Luxembourg is one of the richest countries in the world, yet more than 71,600 people in the Grand Duchy have relied on the funding to receive their most basic needs over the past seven years. 

Since the start of the pandemic, more people need help and the Commission will now give Luxembourg a further €460,000 to cover the additional requests. “The extra funds will help meet the increased needs for food support due to the socioeconomic impact of the pandemic,” a Commission press release stated.

No heating, no phone

The €3.8 million budget for the programme was initially scheduled to cover the period between 2014 and 2020 but therthe Commission has decided to stretch its funding to help countries until 2022 because of the pandemic.

Having access to the most basic needs is a precondition for people to be able to be able to get a job or follow a training course, the Commission website states, and in turn could be the first step to help people out of poverty. 

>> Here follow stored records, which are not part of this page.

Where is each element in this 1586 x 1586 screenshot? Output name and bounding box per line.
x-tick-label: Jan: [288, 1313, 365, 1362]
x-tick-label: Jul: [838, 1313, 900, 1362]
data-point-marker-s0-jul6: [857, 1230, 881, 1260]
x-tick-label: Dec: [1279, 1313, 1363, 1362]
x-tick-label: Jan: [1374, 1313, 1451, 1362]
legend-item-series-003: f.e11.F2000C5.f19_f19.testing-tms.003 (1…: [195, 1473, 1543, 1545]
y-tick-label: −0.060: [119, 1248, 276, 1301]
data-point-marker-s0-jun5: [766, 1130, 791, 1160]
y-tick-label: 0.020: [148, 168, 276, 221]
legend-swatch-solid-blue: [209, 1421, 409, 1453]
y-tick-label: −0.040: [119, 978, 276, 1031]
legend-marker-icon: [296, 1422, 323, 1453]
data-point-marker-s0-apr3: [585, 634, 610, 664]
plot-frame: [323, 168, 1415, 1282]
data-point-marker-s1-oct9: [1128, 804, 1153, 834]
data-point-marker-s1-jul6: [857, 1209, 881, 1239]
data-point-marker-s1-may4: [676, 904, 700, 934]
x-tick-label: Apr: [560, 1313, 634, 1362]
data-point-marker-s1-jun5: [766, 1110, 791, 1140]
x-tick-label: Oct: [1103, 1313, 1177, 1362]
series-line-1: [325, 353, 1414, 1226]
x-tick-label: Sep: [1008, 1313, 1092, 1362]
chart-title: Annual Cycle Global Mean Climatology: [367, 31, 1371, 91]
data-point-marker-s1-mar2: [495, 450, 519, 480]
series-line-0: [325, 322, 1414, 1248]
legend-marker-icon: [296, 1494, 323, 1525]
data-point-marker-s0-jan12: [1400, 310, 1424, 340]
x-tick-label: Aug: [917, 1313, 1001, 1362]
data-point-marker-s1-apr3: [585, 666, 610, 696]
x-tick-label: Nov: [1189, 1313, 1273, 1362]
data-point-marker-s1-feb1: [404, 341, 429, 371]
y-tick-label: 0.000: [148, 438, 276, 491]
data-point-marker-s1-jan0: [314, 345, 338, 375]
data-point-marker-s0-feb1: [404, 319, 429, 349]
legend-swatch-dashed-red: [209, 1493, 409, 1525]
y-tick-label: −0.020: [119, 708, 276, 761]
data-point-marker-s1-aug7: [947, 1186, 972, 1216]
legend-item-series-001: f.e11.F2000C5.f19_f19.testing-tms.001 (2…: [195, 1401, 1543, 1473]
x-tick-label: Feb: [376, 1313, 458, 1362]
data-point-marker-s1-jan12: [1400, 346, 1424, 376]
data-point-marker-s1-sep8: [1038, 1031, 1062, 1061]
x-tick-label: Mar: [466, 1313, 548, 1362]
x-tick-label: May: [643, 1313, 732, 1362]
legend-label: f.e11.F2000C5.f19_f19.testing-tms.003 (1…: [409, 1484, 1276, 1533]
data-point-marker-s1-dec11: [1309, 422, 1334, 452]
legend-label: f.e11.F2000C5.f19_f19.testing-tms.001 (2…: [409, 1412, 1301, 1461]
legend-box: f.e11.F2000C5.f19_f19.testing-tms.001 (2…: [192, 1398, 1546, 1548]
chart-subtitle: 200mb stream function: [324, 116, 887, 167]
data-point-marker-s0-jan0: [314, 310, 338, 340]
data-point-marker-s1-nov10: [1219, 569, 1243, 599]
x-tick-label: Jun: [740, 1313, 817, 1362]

National authorities can either buy the food and goods themselves and distribute them to charities and other organisations or grant the money to the organisations for them to buy the items.

People with so-called ‘severe material deprivation’ cannot pay costs such as rent, heating, consuming enough protein or buying a washing machine or a telephone, Luxembourg’s statistics office, Statec, said on its website.

While some are unable to put a roof over their heads, Luxembourg’s housing market is soaring, reaching a level where the average household spends 35% of its income on housing, an employee lobby group said earlier this year. Single-parent families and couples with more than three children were at particular risk of falling into poverty due to the growing prices, the group said.

In a June survey, only 19% of participants living in Luxembourg thought the government was doing a good job on reducing poverty in the country.